L'aria fresca non mi è più di grande aiuto, soffoco dentro l'abisso dei miei pensieri e mi accorgo che il respiro che faccio non finisce da nessuna parte: più spalanco le narici e la bocca per assorbire ossigeno, più mi ritrovo vuota, priva di aria. Non riesco a smettere di pensare, non riesco a trovare il freno da pigiare per poter fermare il percorso di tutti quei chilometri di pensieri che mi portano ad affrontare e spiegare alcune idee che non fanno altro che farmi male. Mi fanno male.
La pace non riesco a trovarla neanche se spengo tutto e vado a dormire, perché nel silenzio che mi sta attorno risonosco il rumore che ho dentro, il suono dei ricordi frantumati e il fracasso di sillabe di discorsi non detti che fin'ora non riesco a trovare modo di sputare fuori, scene che si illuminano nell'oscurità delle mura di camera per mettermi in evidenza dettagli di ragionamenti ancora non del tutto chiariti e capiti fino in fondo. Questi piccoli dettagli non detti mi fanno male, mi squarciano il petto, mi appesantiscono lo stomaco, sono come un pasto che ho ingoiato senza masticare mandandolo velocemente giù senza assaporarne il gusto. E ora come un sasso mi proibisce di fare quello che ero solita fare. Giorno dopo giorno cammino di qua e di là, percorro tanti chilometri lamentandomi del traguardo che non riesco ancora a raggiungere, quando fermandomi, per una pausa, mi accorgo che sto passeggiando da anni nel solito infinito giro dei miei pensieri. Navigo, elimino legami con persone con le quali non ho mai avuto a che fare, litigo con quei pochi che conosco e mi arrabbio quando vedo che non mi capiscono, poi dopo giornate di rabbia e torture mentali invane, non riesco più a dare loro torto perché, in fin dei conti, quando mi guardo allo specchio e cerco di analizzarmi presentandomi, un po' non mi capisco nemmeno io.

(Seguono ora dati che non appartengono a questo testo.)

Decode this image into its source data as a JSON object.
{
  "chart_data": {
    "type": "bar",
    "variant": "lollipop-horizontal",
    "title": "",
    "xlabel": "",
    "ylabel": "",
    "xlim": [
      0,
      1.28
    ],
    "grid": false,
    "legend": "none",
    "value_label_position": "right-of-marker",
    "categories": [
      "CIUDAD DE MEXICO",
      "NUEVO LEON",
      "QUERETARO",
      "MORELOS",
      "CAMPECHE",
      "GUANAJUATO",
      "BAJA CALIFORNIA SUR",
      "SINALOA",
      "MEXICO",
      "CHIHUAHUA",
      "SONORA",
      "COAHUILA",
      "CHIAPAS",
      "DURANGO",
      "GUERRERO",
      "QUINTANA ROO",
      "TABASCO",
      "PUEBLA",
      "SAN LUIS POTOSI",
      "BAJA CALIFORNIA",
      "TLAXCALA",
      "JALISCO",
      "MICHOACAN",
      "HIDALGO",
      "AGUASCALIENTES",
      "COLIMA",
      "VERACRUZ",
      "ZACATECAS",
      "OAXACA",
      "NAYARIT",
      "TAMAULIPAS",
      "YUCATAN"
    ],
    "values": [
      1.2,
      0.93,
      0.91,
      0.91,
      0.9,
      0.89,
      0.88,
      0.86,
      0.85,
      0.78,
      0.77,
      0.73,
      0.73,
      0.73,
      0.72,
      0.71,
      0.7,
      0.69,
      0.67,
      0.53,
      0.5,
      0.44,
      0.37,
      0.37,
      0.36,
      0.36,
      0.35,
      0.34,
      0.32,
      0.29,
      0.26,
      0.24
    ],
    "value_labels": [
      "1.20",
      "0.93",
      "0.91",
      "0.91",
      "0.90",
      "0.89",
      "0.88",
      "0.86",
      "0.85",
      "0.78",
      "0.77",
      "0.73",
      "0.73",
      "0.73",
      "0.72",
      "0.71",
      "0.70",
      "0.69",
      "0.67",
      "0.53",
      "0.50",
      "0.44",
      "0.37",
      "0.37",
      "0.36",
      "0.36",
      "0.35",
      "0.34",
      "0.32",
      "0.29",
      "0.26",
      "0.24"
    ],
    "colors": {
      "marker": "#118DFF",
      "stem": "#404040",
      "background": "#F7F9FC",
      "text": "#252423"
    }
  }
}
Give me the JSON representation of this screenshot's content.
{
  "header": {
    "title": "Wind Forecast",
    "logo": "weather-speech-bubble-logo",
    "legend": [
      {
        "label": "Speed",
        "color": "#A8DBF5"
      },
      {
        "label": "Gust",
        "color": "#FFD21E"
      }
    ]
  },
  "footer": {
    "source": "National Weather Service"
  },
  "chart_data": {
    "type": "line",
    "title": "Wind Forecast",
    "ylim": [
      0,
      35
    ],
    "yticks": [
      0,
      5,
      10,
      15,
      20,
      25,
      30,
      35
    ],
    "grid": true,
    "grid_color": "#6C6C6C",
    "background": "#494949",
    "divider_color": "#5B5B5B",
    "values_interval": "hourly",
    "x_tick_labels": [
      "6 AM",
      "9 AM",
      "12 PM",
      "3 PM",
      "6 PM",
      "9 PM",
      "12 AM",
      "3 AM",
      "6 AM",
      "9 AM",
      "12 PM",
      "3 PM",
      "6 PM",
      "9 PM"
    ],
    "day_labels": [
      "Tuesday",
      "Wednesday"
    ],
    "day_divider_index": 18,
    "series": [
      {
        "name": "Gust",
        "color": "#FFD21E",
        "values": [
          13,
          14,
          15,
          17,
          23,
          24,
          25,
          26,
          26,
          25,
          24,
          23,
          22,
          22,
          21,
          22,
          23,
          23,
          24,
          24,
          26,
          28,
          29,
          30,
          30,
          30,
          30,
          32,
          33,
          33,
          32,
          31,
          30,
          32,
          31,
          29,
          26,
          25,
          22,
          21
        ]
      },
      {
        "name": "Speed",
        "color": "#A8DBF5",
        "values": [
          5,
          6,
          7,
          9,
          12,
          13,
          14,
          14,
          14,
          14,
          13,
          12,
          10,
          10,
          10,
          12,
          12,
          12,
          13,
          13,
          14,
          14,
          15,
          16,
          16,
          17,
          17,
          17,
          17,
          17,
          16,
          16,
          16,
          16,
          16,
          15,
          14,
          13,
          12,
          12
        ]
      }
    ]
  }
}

Provo a digerire, a bere medicinali senza neanche leggere attentamente il foglio illustrativo, come dicono sempre di fare, danneggio altre parti del corpo senza riuscire a fare guarire la parte che mi ha spinto a fare tutto questo, continuando a lamentarmi nei modi più silenziosi possibili, senza mostrare lacrime e profondi sospiri di ansia. Passeggio, scrivo, guardo qualcosa, mi immedesimo in qualche scena televisiva sperando di pensare ad altro e perdermi tra le braccia di un altro mondo privo di problemi poi ricordo il motivo dei miei passi svelti su un viale disabitato senza mete da raggiungere e mi rendo conto della causa che mi fa camminare senza sosta continuando a farmi soffrire, continuando a pormi domande pur sapendo l'impossibilità di poter trovare loro una risposta convincente. Sento che qualcosa si sta facendo strada per uscire a parlare in prima persona e dire quello che non sono riuscita ad urlare poi, come se avesse sentito i miei pensieri, ritorna nella sua tana e continua a lamentarsi facendomi più male. Corro in bagno per poterla vomitare e poi assistendo in prima persona ai miei continui fallimenti mi butto dell'acqua fredda sul viso sciacquando in pochi passi quelle microscopiche tracce di sudore e mi guardo allo specchio soffermando i miei sguardi su quelle gocce per evitare di incrociare quello sguardo triste, annoiato e depresso che mi ha sempre lasciato senza parole.
Poi, inaspettatamente, uscendo di fronte alla stessa scena, senza volere, vomito tutti i miei pensieri sputando i resti di punteggiatura che riescano a rendere la chiara idea di quel dolore che si è celato dietro a quelle parole torturandomi l'anima e spingendomi a portare avanti una vita che non mi è mai appartenuta. Poi... poi, come per magia non mi sento più male. Acquisisco di nuovo la tranquillità che nemmeno le lunghe passeggiate mi avevano riportato indietro, disegno con i miei pennarelli indelebili, come per la prima volta, il mio sorriso e il mio ottimismo seppellito per tutti quegli anni tra pessimismo e dolore, poi capisco, sempre quando è ormai troppo tardi, che le cose non dette, quindi masticate male e inviate a combattere con lo stomaco, sono finite nel posto sbagliato, torturando due soggetti per niente coinvolti nella discussione.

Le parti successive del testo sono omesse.